Guillaume La Brie uses a stratagem of economy to represent two monuments of art history observing each other despite their own absence in the large industrial hall of the Darling Foundry. The outline of George Washington, placed overhead on a ledge serving as pedestal, is cut out of an organized, prefabricated pile-up of white furniture on the tall brick wall. Facing it in opposite symmetry, a totem of stylish dressers, “mass produced” in plywood and piled up on top of each other, harbour in their uniform center the cutout of the raw shape of a Moai sculpture from Easter Island.
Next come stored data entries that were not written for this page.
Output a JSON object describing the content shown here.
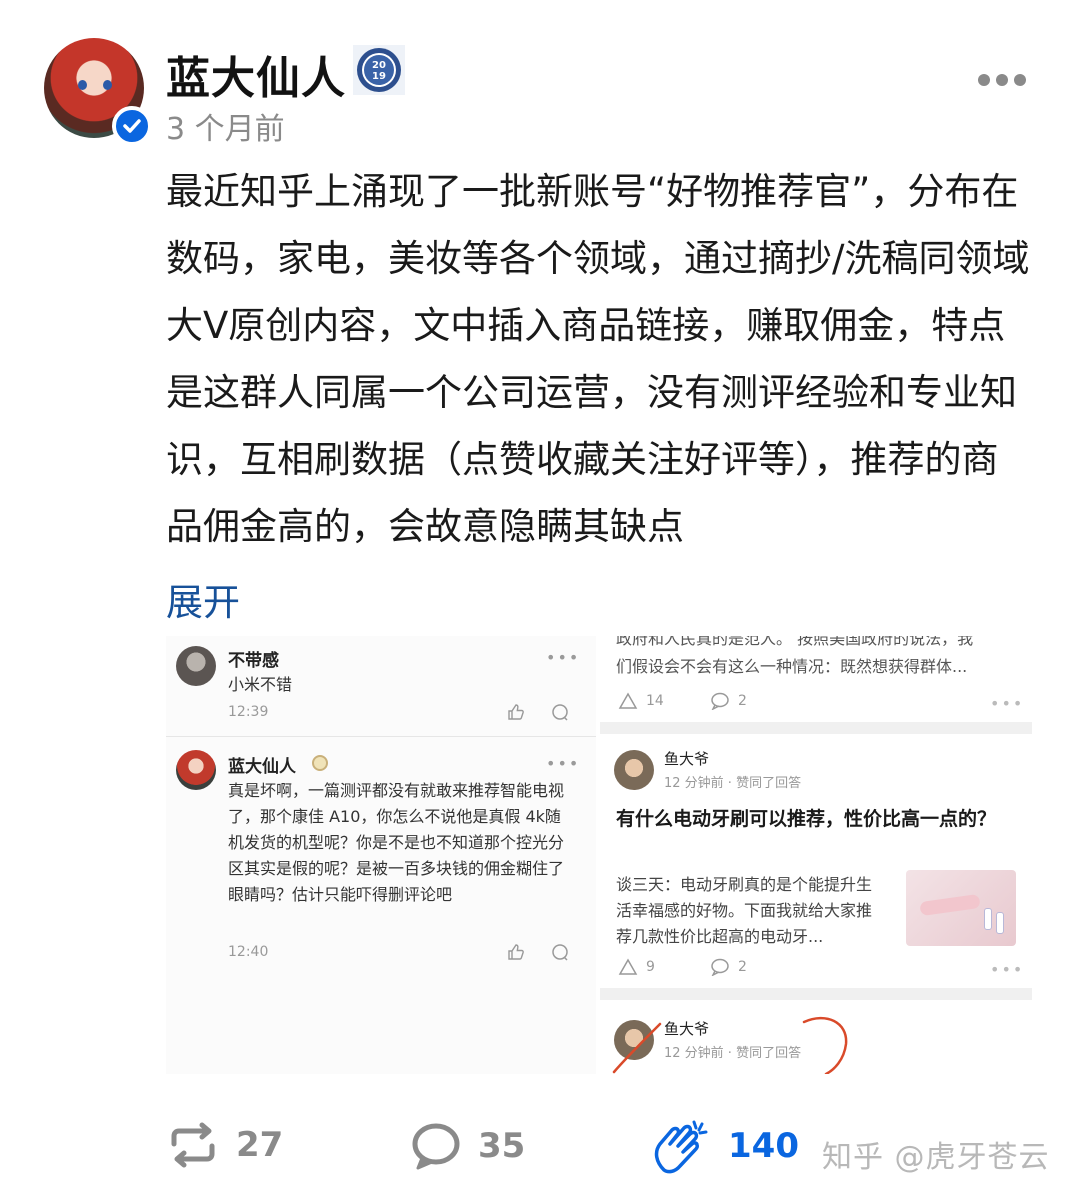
{
  "author": {
    "name": "蓝大仙人",
    "badge_text": "2019",
    "time": "3 个月前"
  },
  "post": {
    "content": "最近知乎上涌现了一批新账号“好物推荐官”，分布在数码，家电，美妆等各个领域，通过摘抄/洗稿同领域大V原创内容，文中插入商品链接，赚取佣金，特点是这群人同属一个公司运营，没有测评经验和专业知识，互相刷数据（点赞收藏关注好评等），推荐的商品佣金高的，会故意隐瞒其缺点",
    "expand_label": "展开"
  },
  "screenshot_left": {
    "comment1": {
      "name": "不带感",
      "text": "小米不错",
      "time": "12:39"
    },
    "comment2": {
      "name": "蓝大仙人",
      "text": "真是坏啊，一篇测评都没有就敢来推荐智能电视了，那个康佳 A10，你怎么不说他是真假 4k随机发货的机型呢？你是不是也不知道那个控光分区其实是假的呢？是被一百多块钱的佣金糊住了眼睛吗？估计只能吓得删评论吧",
      "time": "12:40"
    }
  },
  "screenshot_right": {
    "top_card": {
      "text_cut": "政府和人民真的是范人。 按照美国政府的说法，我",
      "text": "们假设会不会有这么一种情况：既然想获得群体...",
      "likes": "14",
      "comments": "2"
    },
    "card2": {
      "user": "鱼大爷",
      "meta": "12 分钟前 · 赞同了回答",
      "title": "有什么电动牙刷可以推荐，性价比高一点的？",
      "excerpt": "谈三天：电动牙刷真的是个能提升生活幸福感的好物。下面我就给大家推荐几款性价比超高的电动牙...",
      "likes": "9",
      "comments": "2"
    },
    "card3": {
      "user": "鱼大爷",
      "meta": "12 分钟前 · 赞同了回答"
    }
  },
  "footer": {
    "repost_count": "27",
    "comment_count": "35",
    "like_count": "140",
    "watermark": "知乎 @虎牙苍云"
  },
  "colors": {
    "accent": "#0a66e0",
    "link": "#175199",
    "annotation": "#d94a2a"
  },
  "icons": [
    "verified-icon",
    "year-badge-icon",
    "more-icon",
    "thumb-up-icon",
    "reply-icon",
    "triangle-up-icon",
    "comment-icon",
    "repost-icon",
    "clap-icon"
  ]
}
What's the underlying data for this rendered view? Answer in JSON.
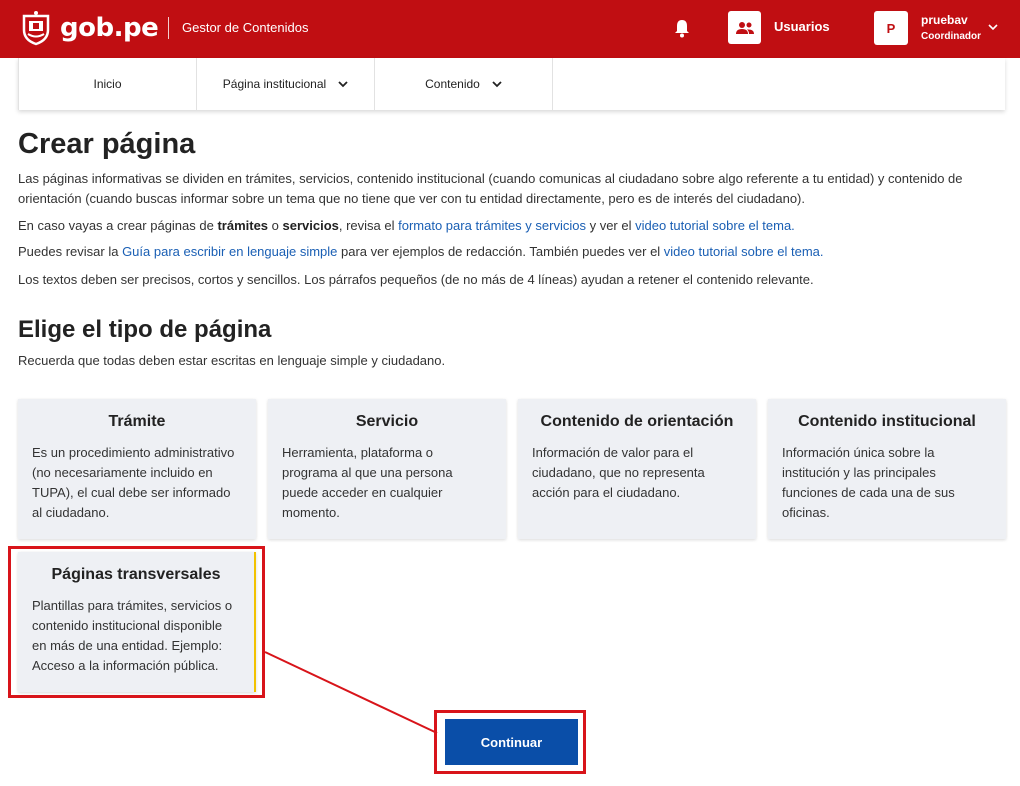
{
  "header": {
    "logo_text": "gob.pe",
    "app_name": "Gestor de Contenidos",
    "users_label": "Usuarios",
    "avatar_initial": "P",
    "user_name": "pruebav",
    "user_role": "Coordinador",
    "brand_color": "#c00e12"
  },
  "nav": {
    "items": [
      {
        "label": "Inicio"
      },
      {
        "label": "Página institucional"
      },
      {
        "label": "Contenido"
      }
    ]
  },
  "page": {
    "title": "Crear página",
    "p1": "Las páginas informativas se dividen en trámites, servicios, contenido institucional (cuando comunicas al ciudadano sobre algo referente a tu entidad) y contenido de orientación (cuando buscas informar sobre un tema que no tiene que ver con tu entidad directamente, pero es de interés del ciudadano).",
    "p2_a": "En caso vayas a crear páginas de ",
    "p2_b": "trámites",
    "p2_c": " o ",
    "p2_d": "servicios",
    "p2_e": ", revisa el ",
    "p2_link1": "formato para trámites y servicios",
    "p2_f": " y ver el ",
    "p2_link2": "video tutorial sobre el tema.",
    "p3_a": "Puedes revisar la ",
    "p3_link1": "Guía para escribir en lenguaje simple",
    "p3_b": " para ver ejemplos de redacción. También puedes ver el ",
    "p3_link2": "video tutorial sobre el tema.",
    "p4": "Los textos deben ser precisos, cortos y sencillos. Los párrafos pequeños (de no más de 4 líneas) ayudan a retener el contenido relevante.",
    "section_title": "Elige el tipo de página",
    "section_sub": "Recuerda que todas deben estar escritas en lenguaje simple y ciudadano."
  },
  "cards": [
    {
      "title": "Trámite",
      "desc": "Es un procedimiento administrativo (no necesariamente incluido en TUPA), el cual debe ser informado al ciudadano."
    },
    {
      "title": "Servicio",
      "desc": "Herramienta, plataforma o programa al que una persona puede acceder en cualquier momento."
    },
    {
      "title": "Contenido de orientación",
      "desc": "Información de valor para el ciudadano, que no representa acción para el ciudadano."
    },
    {
      "title": "Contenido institucional",
      "desc": "Información única sobre la institución y las principales funciones de cada una de sus oficinas."
    },
    {
      "title": "Páginas transversales",
      "desc": "Plantillas para trámites, servicios o contenido institucional disponible en más de una entidad. Ejemplo: Acceso a la información pública."
    }
  ],
  "actions": {
    "continue_label": "Continuar",
    "button_color": "#0a4ea8",
    "highlight_color": "#d8141a"
  }
}
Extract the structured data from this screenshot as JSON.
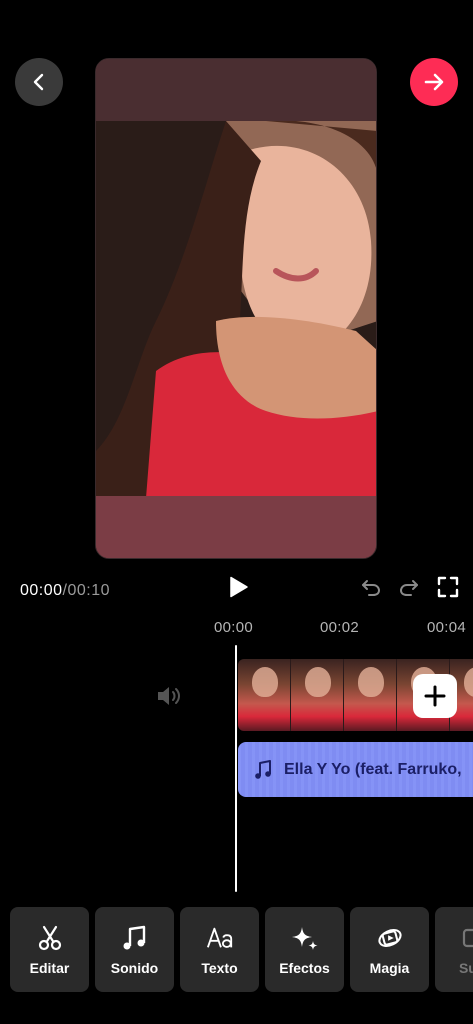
{
  "header": {
    "back_icon": "chevron-left-icon",
    "next_icon": "arrow-right-icon",
    "accent": "#fe2c55"
  },
  "playback": {
    "current_time": "00:00",
    "separator": "/",
    "total_time": "00:10"
  },
  "ruler": [
    "00:00",
    "00:02",
    "00:04"
  ],
  "timeline": {
    "audio_title": "Ella Y Yo (feat. Farruko,",
    "audio_color": "#7f8cf2"
  },
  "toolbar": [
    {
      "label": "Editar",
      "icon": "scissors-icon"
    },
    {
      "label": "Sonido",
      "icon": "music-note-icon"
    },
    {
      "label": "Texto",
      "icon": "text-aa-icon"
    },
    {
      "label": "Efectos",
      "icon": "sparkles-icon"
    },
    {
      "label": "Magia",
      "icon": "magic-icon"
    },
    {
      "label": "Subt",
      "icon": "captions-icon"
    }
  ]
}
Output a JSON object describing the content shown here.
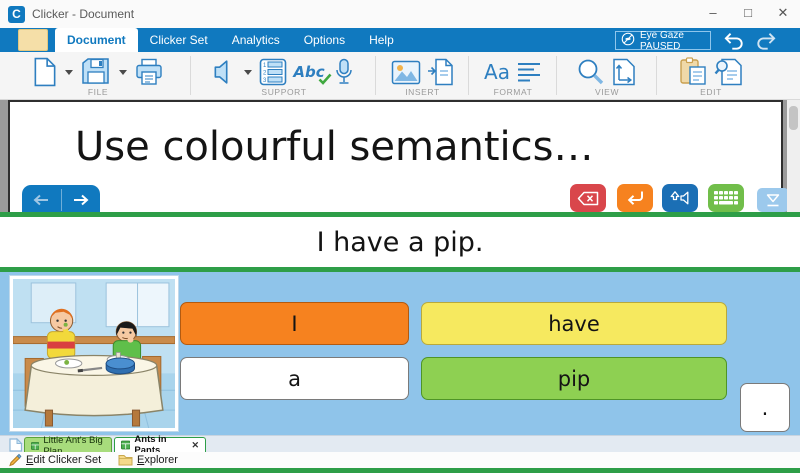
{
  "window": {
    "app_initial": "C",
    "title": "Clicker - Document",
    "controls": {
      "minimize": "–",
      "maximize": "□",
      "close": "✕"
    }
  },
  "colors": {
    "accent_blue": "#1079BF",
    "accent_green": "#2E9E48",
    "grid_background": "#8FC4EA"
  },
  "ribbon": {
    "tabs": [
      {
        "label": "Document",
        "active": true
      },
      {
        "label": "Clicker Set",
        "active": false
      },
      {
        "label": "Analytics",
        "active": false
      },
      {
        "label": "Options",
        "active": false
      },
      {
        "label": "Help",
        "active": false
      }
    ],
    "eye_gaze_label": "Eye Gaze PAUSED",
    "groups": [
      {
        "label": "FILE"
      },
      {
        "label": "SUPPORT"
      },
      {
        "label": "INSERT"
      },
      {
        "label": "FORMAT"
      },
      {
        "label": "VIEW"
      },
      {
        "label": "EDIT"
      }
    ],
    "spellcheck_glyph": "Abc",
    "font_glyph": "Aa"
  },
  "document": {
    "text": "Use colourful semantics…"
  },
  "sentence": {
    "text": "I have a pip."
  },
  "grid": {
    "cells": [
      {
        "label": "I",
        "fill": "#F6821F",
        "border": "#B35A10"
      },
      {
        "label": "have",
        "fill": "#F6E95F",
        "border": "#B8A93C"
      },
      {
        "label": "a",
        "fill": "#FFFFFF",
        "border": "#7A7A7A"
      },
      {
        "label": "pip",
        "fill": "#8ED052",
        "border": "#4F9427"
      },
      {
        "label": ".",
        "fill": "#FFFFFF",
        "border": "#7A7A7A"
      }
    ]
  },
  "set_tabs": [
    {
      "label": "Little Ant's Big Plan",
      "active": false
    },
    {
      "label": "Ants in Pants",
      "active": true,
      "close": "✕"
    }
  ],
  "status_bar": [
    {
      "label": "Edit Clicker Set"
    },
    {
      "label": "Explorer"
    }
  ]
}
As anachronism or a culture clash, “the invisible representative of a closed, spent world contrasts with that of an imperial world in constant expansion”, says the artist. Are these negative sculptures Guillaume La Brie’s way of responding to the Darling Foundry’s monumental emptiness?
Guillaume La Brie
Currently living and working in Montréal, Guillaume Labrie graduated with a Masters in Visual Arts & Media from UQAM in 2007.
Since 2002, Guillaume La Brie has shown his work in several exhibition spaces in Quebec, such as Skol, Circa, B-312, Clark in Montreal and Axenéo 7 in Gatineau. He has also taken part in several group exhibitions, international residencies and events, such as those organized by Pique-Nique.